Alternatively, a strengthening dollar can negatively impact companies with large overseas operations. A strong dollar can make the prices of products more expensive.
The last few years and have been full of ups and downs the dollar.
Major fluctuations began in 2005 when the dollar’s strength hit a high of 92 on the U.S. Dollar Index, which weighs the dollar against six other foreign currencies. For three and a half years after 2005 the dollar began a slow downward spiral, culminating to a low-point in March 2008 when the federal government bailed out financial giant Bear Sterns. The dollar dropped almost 23 percent during that time to 71 on the index.
The global financial meltdown, however, meant that international investors flocked to the dollar, giving it some strength.
“When things are bad and looking worse on a global level, the dollar benefits because of a safe-haven mentality,” Dolan said.
However much uncertainty there is in the world, the U.S. dollar is still seen as a strong international currency.
By late 2008 the dollar rebounded strongly and gained almost back to the point of its 2005 high.
In 2009 the international economy improved and investors began moving away from the dollar. Now, just recently in 2010 the dollar has begun to improve once again on fears in the international community about the strength of the Euro with monetary issues facing Greece.
All these fluctuations have been watched closely by companies with international operations.
Hopkington’s Caliper Life Sciences, which produces medical devices, reported that for a full-year basis currency exchanges had a 1 percent negative impact on profits.
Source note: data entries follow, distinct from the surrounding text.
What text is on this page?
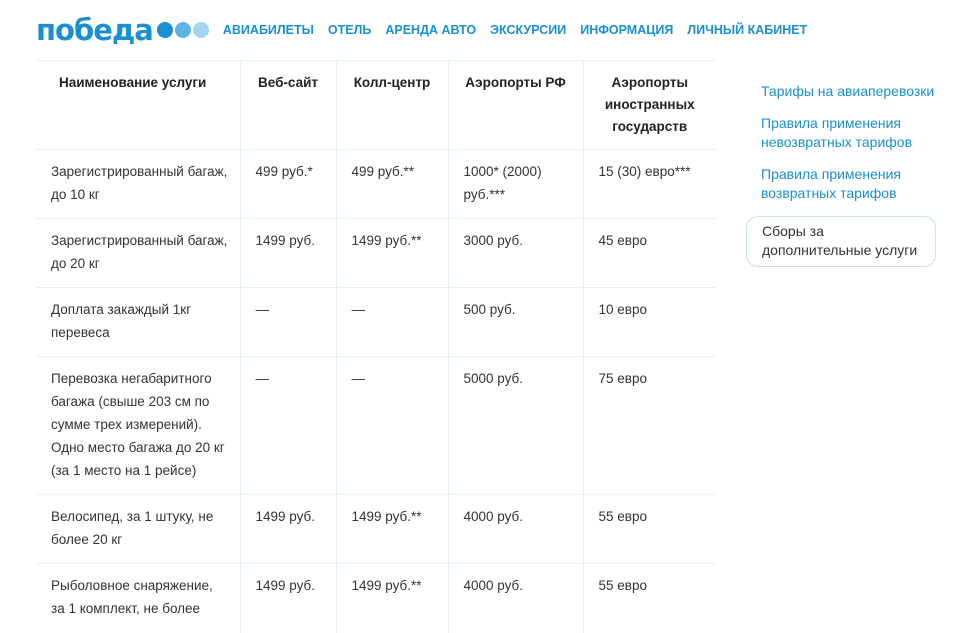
победа	АВИАБИЛЕТЫ ОТЕЛЬ АРЕНДА АВТО ЭКСКУРСИИ ИНФОРМАЦИЯ ЛИЧНЫЙ КАБИНЕТ
Наименование услуги	Веб-сайт	Колл-центр	Аэропорты РФ	Аэропорты иностранных государств
Зарегистрированный багаж, до 10 кг	499 руб.*	499 руб.**	1000* (2000) руб.***	15 (30) евро***
Зарегистрированный багаж, до 20 кг	1499 руб.	1499 руб.**	3000 руб.	45 евро
Доплата закаждый 1кг перевеса	—	—	500 руб.	10 евро
Перевозка негабаритного багажа (свыше 203 см по сумме трех измерений). Одно место багажа до 20 кг (за 1 место на 1 рейсе)	—	—	5000 руб.	75 евро
Велосипед, за 1 штуку, не более 20 кг	1499 руб.	1499 руб.**	4000 руб.	55 евро
Рыболовное снаряжение, за 1 комплект, не более	1499 руб.	1499 руб.**	4000 руб.	55 евро
Тарифы на авиаперевозки
Правила применения невозвратных тарифов
Правила применения возвратных тарифов
Сборы за дополнительные услуги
During the fourth quarter of the year, however, currency exchanges had a 3 percent positive impact.
That runs inversely to the Index Rate, which showed the dollar weakening toward the end of 2009.
Caliper is headquartered in MetroWest but has offices in England, Belgium, France, Germany, Switzerland and Japan, as well as dozens of distributors around the world.
It was a similar story for Framingham retailer TJX, operator the TJ Maxx stores, as well as Home Goods and Marshalls. For the full year, currency fluctuations had an estimated 2 percent negative impact on revenues, according to the company’s year-end financial report. In the fourth quarter, when the dollar weakened, there was a 3 percent gain directly attributable to currency exchange rates.
Many companies take steps to minimize the impact of volatile currency exchange rates by hedging their investments.
For example, companies can buy an insurance policy on losses from currency exchange rates.
Other companies use derivative trades, or futures trading to hedge the market. These allow a company to lock in the price of a transaction at the current day’s currency rate even though the sale may not take place for weeks to months.
That’s what EMC Corp., the Hopkinton computer storage giant does, according to the company’s annual earnings release.
“We enter into derivative contracts with the sole objective of decreasing the volatility of the impact of currency fluctuations. These exposures may change over time and could have a material adverse impact on our financial results,” the company reports in its year-end results for last year.
Other companies have their own internal hedging mechanisms.
“As an international company, we’re naturally hedging against currency fluctuations just by having operations in different parts of the world,” said Gene Cassis, corporate vice president of worldwide business development for Milford laboratory equipment manufacturer Waters Corp.
The company reported last month that currency fluctuations, like other companies in the area, would have a small negative impact on sales for all of fiscal year 2009, but would provide a benefit during the fourth quarter by about 3 percent.
Al Cotton, spokesman for Nypro, the Clinton plastics manufacturer, said the company has operations in 14 countries and sales around the world. Revenues are managed in each home country’s currency, he said, insulating the company from volatility in currency exchange rates. He said it’s too early to say if exchange rates would have a substantial impact when the year-end financial are calculated this summer.
“It’s just part of doing business,” he said.